๑۩۞۩๑ İslami İlimler Dunyası ๑۩۞۩๑ => Nurdan Damlalar => Konuyu başlatan: Sefil üzerinde 19 Mayıs 2012, 16:05:22



Konu Başlığı: Kuranın verdiği terbiyei ahlakiye
Gönderen: Sefil üzerinde 19 Mayıs 2012, 16:05:22
Kur’an'ın verdiği terbiye-i ahlakiye

Bismillahirrahmanirrahim

Kur’ân-ı Hakîmin hikmeti, hayat-ı şahsiyeye verdiği terbiye-i ahlâkiye ve hikmet-i felsefenin verdiği dersin muvazenesi:

Felsefenin halis bir tilmizi, bir firavundur. Fakat menfaati için en hasis şeye ibadet eden bir firavun-u zelildir.
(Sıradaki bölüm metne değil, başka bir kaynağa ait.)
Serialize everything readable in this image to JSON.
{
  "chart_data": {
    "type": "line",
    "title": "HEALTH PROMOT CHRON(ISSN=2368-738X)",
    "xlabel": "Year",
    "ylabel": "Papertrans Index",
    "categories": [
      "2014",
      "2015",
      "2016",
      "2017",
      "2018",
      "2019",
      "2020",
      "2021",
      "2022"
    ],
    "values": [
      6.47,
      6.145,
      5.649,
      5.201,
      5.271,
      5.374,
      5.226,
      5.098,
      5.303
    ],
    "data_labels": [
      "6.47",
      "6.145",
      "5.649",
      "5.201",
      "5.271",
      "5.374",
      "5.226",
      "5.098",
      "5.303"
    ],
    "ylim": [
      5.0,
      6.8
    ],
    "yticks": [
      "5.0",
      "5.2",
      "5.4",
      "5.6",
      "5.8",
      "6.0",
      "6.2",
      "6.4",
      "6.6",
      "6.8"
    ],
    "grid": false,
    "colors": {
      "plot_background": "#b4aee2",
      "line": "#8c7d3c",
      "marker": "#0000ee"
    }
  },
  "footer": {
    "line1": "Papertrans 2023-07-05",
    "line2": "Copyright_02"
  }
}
Her menfaatli şeyi kendine rab tanır. Hem o dinsiz şâkirt, mütemerrid ve muanniddir. Fakat bir lezzet için nihayet zilleti kabul eden miskin bir mütemerriddir. Şeytan gibi şahısların, bir menfaat-i hasise için ayağını öpmekle zillet gösterir denî bir muanniddir.
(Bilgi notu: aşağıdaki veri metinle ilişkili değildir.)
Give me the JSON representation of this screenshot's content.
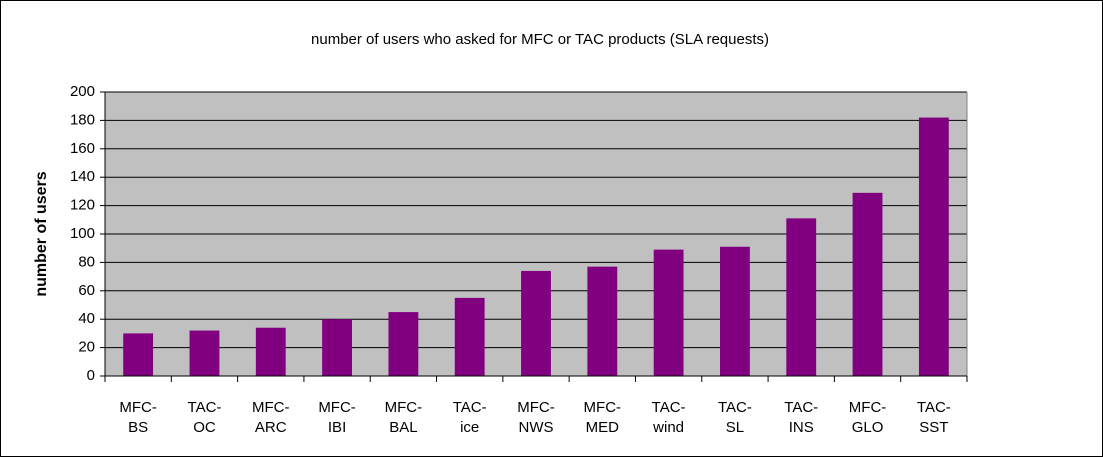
{
  "chart_data": {
    "type": "bar",
    "title": "number of users who asked for MFC or TAC products (SLA requests)",
    "y_label": "number of users",
    "categories": [
      "MFC-BS",
      "TAC-OC",
      "MFC-ARC",
      "MFC-IBI",
      "MFC-BAL",
      "TAC-ice",
      "MFC-NWS",
      "MFC-MED",
      "TAC-wind",
      "TAC-SL",
      "TAC-INS",
      "MFC-GLO",
      "TAC-SST"
    ],
    "values": [
      30,
      32,
      34,
      40,
      45,
      55,
      74,
      77,
      89,
      91,
      111,
      129,
      182
    ],
    "color": "#800080",
    "ylim": [
      0,
      200
    ],
    "yticks": [
      0,
      20,
      40,
      60,
      80,
      100,
      120,
      140,
      160,
      180,
      200
    ],
    "grid": true
  }
}
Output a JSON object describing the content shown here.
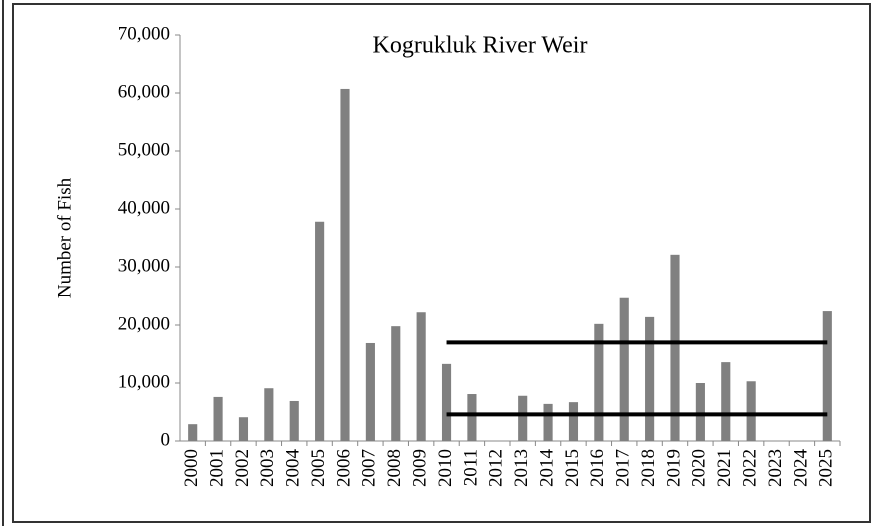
{
  "chart_data": {
    "type": "bar",
    "title": "Kogrukluk River Weir",
    "y_label": "Number of Fish",
    "categories": [
      "2000",
      "2001",
      "2002",
      "2003",
      "2004",
      "2005",
      "2006",
      "2007",
      "2008",
      "2009",
      "2010",
      "2011",
      "2012",
      "2013",
      "2014",
      "2015",
      "2016",
      "2017",
      "2018",
      "2019",
      "2020",
      "2021",
      "2022",
      "2023",
      "2024",
      "2025"
    ],
    "values": [
      2900,
      7600,
      4100,
      9100,
      6900,
      37800,
      60700,
      16900,
      19800,
      22200,
      13300,
      8100,
      null,
      7800,
      6400,
      6700,
      20200,
      24700,
      21400,
      32100,
      10000,
      13600,
      10300,
      null,
      null,
      22400
    ],
    "color": "#808080",
    "goal_range": {
      "lower": 4600,
      "upper": 17000,
      "start": "2010",
      "end": "2025",
      "color": "#000000"
    },
    "ylim": [
      0,
      70000
    ],
    "yticks": [
      0,
      {
        "value": 10000,
        "label": "10,000"
      },
      {
        "value": 20000,
        "label": "20,000"
      },
      {
        "value": 30000,
        "label": "30,000"
      },
      {
        "value": 40000,
        "label": "40,000"
      },
      {
        "value": 50000,
        "label": "50,000"
      },
      {
        "value": 60000,
        "label": "60,000"
      },
      {
        "value": 70000,
        "label": "70,000"
      }
    ],
    "grid": false
  }
}
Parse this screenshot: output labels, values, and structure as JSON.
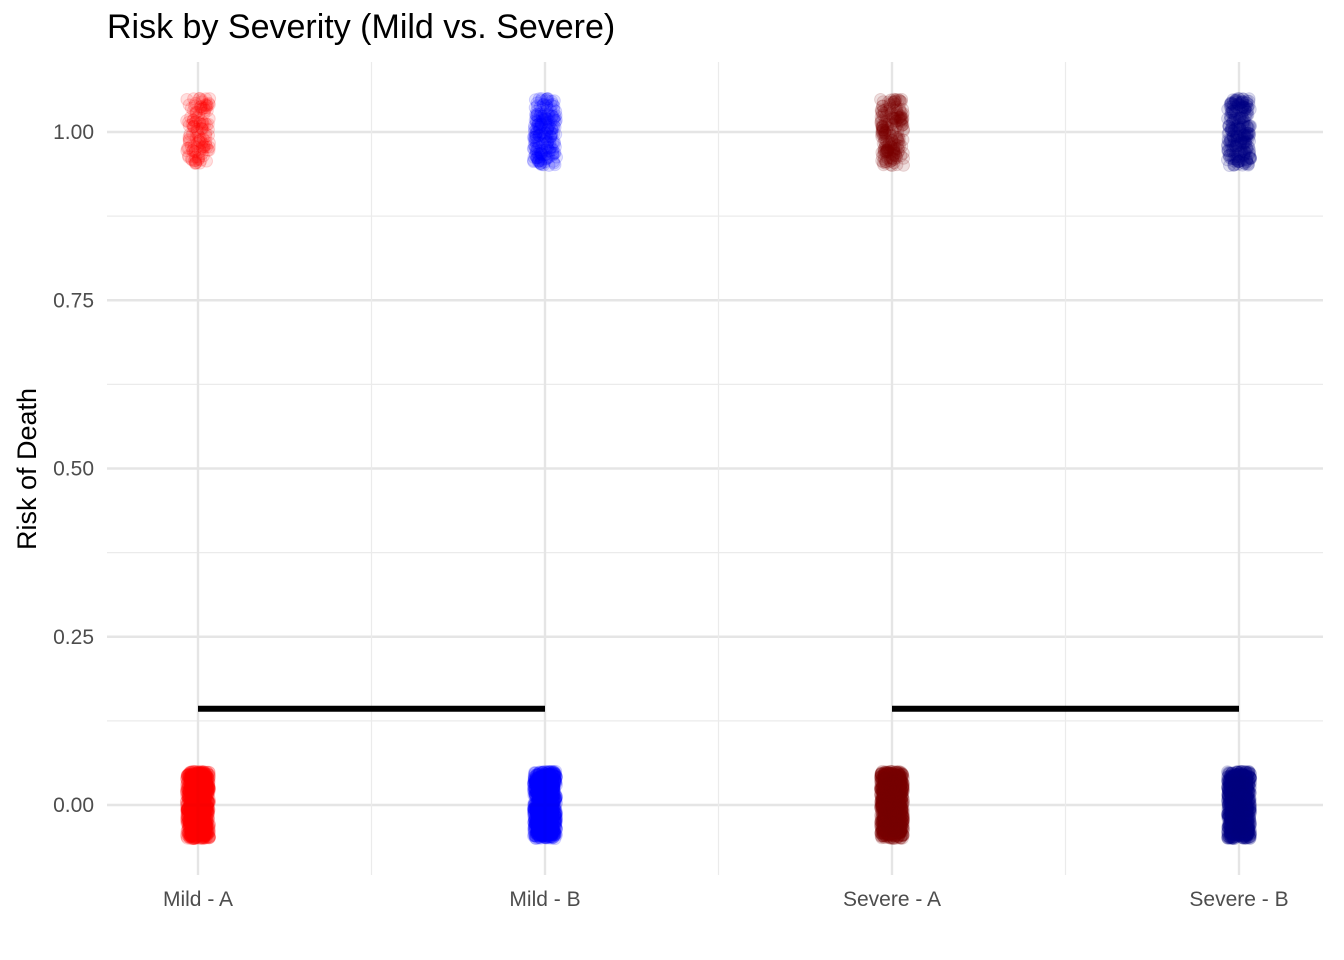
{
  "chart_data": {
    "type": "scatter",
    "title": "Risk by Severity (Mild vs. Severe)",
    "xlabel": "",
    "ylabel": "Risk of Death",
    "categories": [
      "Mild - A",
      "Mild - B",
      "Severe - A",
      "Severe - B"
    ],
    "y_ticks": [
      "0.00",
      "0.25",
      "0.50",
      "0.75",
      "1.00"
    ],
    "y_tick_values": [
      0,
      0.25,
      0.5,
      0.75,
      1.0
    ],
    "ylim": [
      -0.1,
      1.1
    ],
    "grid": true,
    "legend": "none",
    "jitter": {
      "x": 0.11,
      "y": 0.05
    },
    "series": [
      {
        "category": "Mild - A",
        "color": "#ff0000",
        "groups": [
          {
            "y": 1.0,
            "count": 120,
            "alpha": 0.12
          },
          {
            "y": 0.0,
            "count": 1000,
            "alpha": 0.12
          }
        ]
      },
      {
        "category": "Mild - B",
        "color": "#0000ff",
        "groups": [
          {
            "y": 1.0,
            "count": 200,
            "alpha": 0.12
          },
          {
            "y": 0.0,
            "count": 1000,
            "alpha": 0.12
          }
        ]
      },
      {
        "category": "Severe - A",
        "color": "#7a0000",
        "groups": [
          {
            "y": 1.0,
            "count": 200,
            "alpha": 0.12
          },
          {
            "y": 0.0,
            "count": 1000,
            "alpha": 0.12
          }
        ]
      },
      {
        "category": "Severe - B",
        "color": "#000080",
        "groups": [
          {
            "y": 1.0,
            "count": 250,
            "alpha": 0.12
          },
          {
            "y": 0.0,
            "count": 1000,
            "alpha": 0.12
          }
        ]
      }
    ],
    "segments": [
      {
        "from": "Mild - A",
        "to": "Mild - B",
        "y": 0.143,
        "color": "#000000"
      },
      {
        "from": "Severe - A",
        "to": "Severe - B",
        "y": 0.143,
        "color": "#000000"
      }
    ]
  }
}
Hem o dinsiz şakirt, cebbar bir mağrurdur. Fakat kalbinde nokta-i istinat bulmadığı için, zatında gayet acz ile âciz bir cebbâr-ı hodfuruştur. Hem o şakirt, menfaatperest hod-endiştir ki, gaye-i himmeti, nefis ve batnın ve fercin hevesatını tatmin ve menfaat-i şahsiyesini bazı menfaat-i kavmiye içinde arayan dessas bir hodgâmdır.

Amma hikmet-i Kur’ân’ın halis tilmizi ise, bir abddir. Fakat âzam-ı mahlûkata da ibadete tenezzül etmez. Hem Cennet gibi âzam-ı menfaat olan bir şeyi gaye-i ibadet kabul etmez bir abd-i azizdir.

Hem hakiki tilmizi mütevazidir, selim, halimdir. Fakat Fâtırının gayrına, daire-i izni haricinde ihtiyarıyla tezellüle tenezzül etmez. Hem fakir ve zayıftır, fakr ve zaafını bilir. Fakat onun Mâlik-i Kerîmi ona iddihar ettiği uhrevî servetle müstağnîdir ve Seyyidinin nihayetsiz kudretine istinad ettiği için kavîdir. Hem yalnız livechillâh, rıza-i İlâhî için, fazilet için amel eder, çalışır.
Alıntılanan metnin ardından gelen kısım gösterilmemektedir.